La violación es cosa de hombres. Se relaciona con el poder y con la fuerza. Por eso, lo habitual es que la sufran las mujeres. En las guerras, tanto el poder como la fuerza se simbolizan en el arma que porta el violador. Sexo, espada o bala son intercambiables.
La feminista radical Susan Brownmiller (Against Our Will, 1975) consideró la violación como “acto habitual en tiempos de guerra”. Centrándome en las guerras modernas: los soldados rusos violaron mujeres alemanas, los alemanes forzaron a francesas, los franceses a argelinas e italianas, los españoles a marroquíes, los estadounidenses a vietnamitas, los croatas, bosnios y serbios buscaron con ello la limpieza étnica, en las guerras africanas… La cruel ironía se manifestó en las violaciones de chicas francesas por soldados norteamericanos que desembarcaron en Normandía para liberarlas.
Esa violencia del armado sobre la víctima débil, aunque algunos “científicos” busquen justificarla por una teórica descarga de adrenalina después del combate, sobrepasa cualquier ideología, vence a cualquier seguridad ética, contradice la expresión de una voluntad conciliadora. Gerhart Hauptmann, autor de Los tejedores (1892), primera obra dramática en situar a un obrero como protagonista, le envió una carta al escritor francés Romain Rolland en la que decía: “Puedo asegurarle que jamás mataremos ni torturaremos irresponsablemente a mujeres ni a niños belgas”. Buenos propósitos y, posiblemente, creencias sinceras pero, mientras escribía la carta, en 1914, los soldados germánicos habían violado a decenas de mujeres belgas. “…Hay cadáveres de niños abrazados, / su madre fue violada y yace allá en la sombra, / con la carne robada y desnuda, al borde de un barranco”, diría un poema del gran poeta belga Émile Verhaeren.
Las violaciones que sufren los hombres suelen ocultarse.
La novela francesa de la Primera Gran Guerra trata con insistencia el tema de la violación. Traslucía un verdadero problema social, pues hubo una literatura científica sobre los efectos de la violencia sexual en las mujeres y sobre el carácter de los hijos producto de las violaciones. ¿La posterior educación llegaría a borrar del ADN de los niños la violencia que los generó? Clavel soldado, de Wert, Nach Paris, de Dumur, Los rechazados, de Frapié, Las armas descansadas, de Chanlaine, son novelas francesas de la guerra del 14 que tratan el drama de los hijos nacidos de las violaciones. Y Alex Munthe, escritor sueco famoso por La historia de San Michele (1929), que combatió en el frente francés, escribió en su novela de 1916 Cruz roja, cruz de hierro: “Nos hizo disparar sobre las mujeres y los niños, rociar sus hogares con petróleo e incendiarlos. […] Nos obligó a saquear, […] irrumpir en sus casas y ultrajar a sus mujeres”.

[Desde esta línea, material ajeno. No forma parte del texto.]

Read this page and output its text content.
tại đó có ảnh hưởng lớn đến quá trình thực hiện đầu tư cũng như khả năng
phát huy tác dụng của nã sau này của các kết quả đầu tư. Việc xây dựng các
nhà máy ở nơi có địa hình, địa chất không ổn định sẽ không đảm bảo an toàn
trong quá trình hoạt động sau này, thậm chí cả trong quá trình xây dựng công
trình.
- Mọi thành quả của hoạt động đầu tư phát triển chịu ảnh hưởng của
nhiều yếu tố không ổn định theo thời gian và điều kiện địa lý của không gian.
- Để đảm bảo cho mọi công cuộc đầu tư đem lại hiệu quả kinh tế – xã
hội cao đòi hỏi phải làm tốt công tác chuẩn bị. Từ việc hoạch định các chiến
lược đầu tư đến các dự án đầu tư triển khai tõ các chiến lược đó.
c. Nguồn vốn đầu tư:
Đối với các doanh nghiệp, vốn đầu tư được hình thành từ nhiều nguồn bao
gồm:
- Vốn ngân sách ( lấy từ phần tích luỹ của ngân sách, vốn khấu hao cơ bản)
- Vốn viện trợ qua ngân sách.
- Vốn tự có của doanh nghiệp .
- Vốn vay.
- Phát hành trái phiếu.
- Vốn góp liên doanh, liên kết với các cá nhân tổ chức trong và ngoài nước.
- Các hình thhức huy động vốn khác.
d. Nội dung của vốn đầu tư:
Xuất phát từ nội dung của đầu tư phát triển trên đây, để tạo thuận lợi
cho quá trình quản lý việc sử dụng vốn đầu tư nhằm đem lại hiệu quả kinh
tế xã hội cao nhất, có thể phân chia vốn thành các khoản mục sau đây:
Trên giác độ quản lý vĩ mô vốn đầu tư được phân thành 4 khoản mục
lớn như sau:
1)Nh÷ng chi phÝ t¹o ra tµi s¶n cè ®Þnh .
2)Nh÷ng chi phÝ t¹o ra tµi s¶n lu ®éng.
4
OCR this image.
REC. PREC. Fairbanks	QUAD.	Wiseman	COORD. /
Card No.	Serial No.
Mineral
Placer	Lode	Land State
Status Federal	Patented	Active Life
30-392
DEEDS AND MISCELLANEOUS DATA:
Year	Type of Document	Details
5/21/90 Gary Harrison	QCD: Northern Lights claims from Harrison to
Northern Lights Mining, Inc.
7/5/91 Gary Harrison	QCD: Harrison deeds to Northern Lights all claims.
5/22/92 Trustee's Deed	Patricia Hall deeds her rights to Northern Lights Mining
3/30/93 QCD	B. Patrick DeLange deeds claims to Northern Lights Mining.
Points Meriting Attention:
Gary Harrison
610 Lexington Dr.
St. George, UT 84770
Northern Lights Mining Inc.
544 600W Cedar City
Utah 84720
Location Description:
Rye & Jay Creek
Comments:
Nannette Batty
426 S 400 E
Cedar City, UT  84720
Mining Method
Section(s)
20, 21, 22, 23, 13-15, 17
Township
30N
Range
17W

Sí, la violación es cosa de hombres. Pero Francisco Ayala tiene un cuento de 1961, titulado “Violación en California”, en el que un automovilista es retenido por dos chicas jóvenes y, bajo la amenaza de dos pistolas, lo obligan a hacerles el amor en un bosquecillo próximo a la carretera. El autor se centra en el interrogatorio policial al denunciante, donde el comisario se esfuerza por evitar las burlas y considerar lo trágico del asunto que, al final, no resultaba tan extraño en California. En este cuento, la fuerza descansa en las dos veinteañeras, porque el arma, el poder, viola.
Las violaciones que sufren los hombres suelen ocultarse. Las víctimas se sienten, más que agredidas, avergonzadas. La virilidad quisiera residir en la fuerza y el débil no parece viril. La literatura apenas si ha explorado este campo de la tragedia, fuera de algunos relatos carcelarios. La prensa ha traído la noticia de que ochenta y un colombianos se han decidido al fin a denunciar que fueron violados por paramilitares o guerrilleros, a veces por ambos. Dos mil varones censados siguen prefiriendo el silencio y la resignación. La violencia colombiana se esconde tras la defensa ideológica de la disposición de la tierra, pero la violación es la demostración cobarde y cruel del poder. Se dice que la naturaleza supera al arte y, en este caso, ochenta y un hombres valientes han dicho más que la literatura silenciosa.